Oct 14, 2006 23:19
Ya so life sucks then you die. so i guess the next step is...... Im so stressed out and fucked up that i dont even know what to do anymore. Im fucking losing my mind. Im moving out of Cheries house soon and i have no idea what i am going to do. I m 99.9 persent sure that im not going to have the money because i dont get to work much due to the fact that i dont have daycare for Adriel. Vicky says that she is working on getting subsidized but somehow i dont believe her. In order for me to do this id have to take Vicky to court which i dont have the time to do right now .So i guess that im just fucked. I have untill december 1st and i have no idea what im going to do if i dont start working more.
In addition things with me and Cherie didnt work out and we are no longer considering our selves a couple . However we are still acting the part .Everything is so messed up and confusing and stressfull and odd .
I dont think that Cherie understands how much i love her . She seem so cold to me now. I must have done something , but i have no idea what i did.
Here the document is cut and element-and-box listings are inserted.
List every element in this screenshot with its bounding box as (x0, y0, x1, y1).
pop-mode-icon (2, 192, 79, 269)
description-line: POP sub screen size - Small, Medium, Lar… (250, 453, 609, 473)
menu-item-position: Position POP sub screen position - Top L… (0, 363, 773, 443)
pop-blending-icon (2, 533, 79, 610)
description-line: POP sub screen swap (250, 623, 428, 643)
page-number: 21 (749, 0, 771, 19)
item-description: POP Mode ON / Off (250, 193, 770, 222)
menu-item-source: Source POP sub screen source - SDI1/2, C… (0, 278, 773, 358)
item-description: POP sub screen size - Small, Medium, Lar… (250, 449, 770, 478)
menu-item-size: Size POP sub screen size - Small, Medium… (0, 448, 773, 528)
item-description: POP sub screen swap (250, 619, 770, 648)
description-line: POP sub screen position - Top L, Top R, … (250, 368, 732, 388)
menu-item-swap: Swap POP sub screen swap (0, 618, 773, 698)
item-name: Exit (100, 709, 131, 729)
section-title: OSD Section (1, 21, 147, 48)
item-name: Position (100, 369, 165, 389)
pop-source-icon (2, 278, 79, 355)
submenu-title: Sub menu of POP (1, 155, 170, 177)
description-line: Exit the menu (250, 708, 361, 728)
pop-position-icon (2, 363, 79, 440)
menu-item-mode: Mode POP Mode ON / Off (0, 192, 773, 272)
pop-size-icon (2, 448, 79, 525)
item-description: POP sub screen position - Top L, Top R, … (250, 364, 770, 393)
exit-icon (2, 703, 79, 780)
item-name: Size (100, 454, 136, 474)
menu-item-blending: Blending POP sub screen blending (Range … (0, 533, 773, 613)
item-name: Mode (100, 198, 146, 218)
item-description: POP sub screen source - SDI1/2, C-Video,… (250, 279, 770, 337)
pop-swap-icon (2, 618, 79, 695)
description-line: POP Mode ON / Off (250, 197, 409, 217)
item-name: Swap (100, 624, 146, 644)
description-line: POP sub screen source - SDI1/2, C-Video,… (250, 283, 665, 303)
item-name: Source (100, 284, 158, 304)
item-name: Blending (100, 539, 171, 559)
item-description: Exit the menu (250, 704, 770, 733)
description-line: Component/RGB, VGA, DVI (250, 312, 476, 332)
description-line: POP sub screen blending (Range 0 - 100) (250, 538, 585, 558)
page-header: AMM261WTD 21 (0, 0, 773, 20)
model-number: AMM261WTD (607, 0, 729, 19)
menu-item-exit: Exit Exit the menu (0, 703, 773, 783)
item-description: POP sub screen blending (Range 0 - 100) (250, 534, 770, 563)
On the brighter side i am loving spending so much time with my son. Hes getting so smart and he's keeping me out of trouble .(not that i dont miss trouble) Hes putting words together and has loads of personality . Its absolutly stunning sometimes.
I really need to start getting out more . I hardly party or do anything anymore and that just sucks. Not that i have alot of time to do stuff , but i need to make some i think.
Im so nearvous i want to vomit or freak out or something.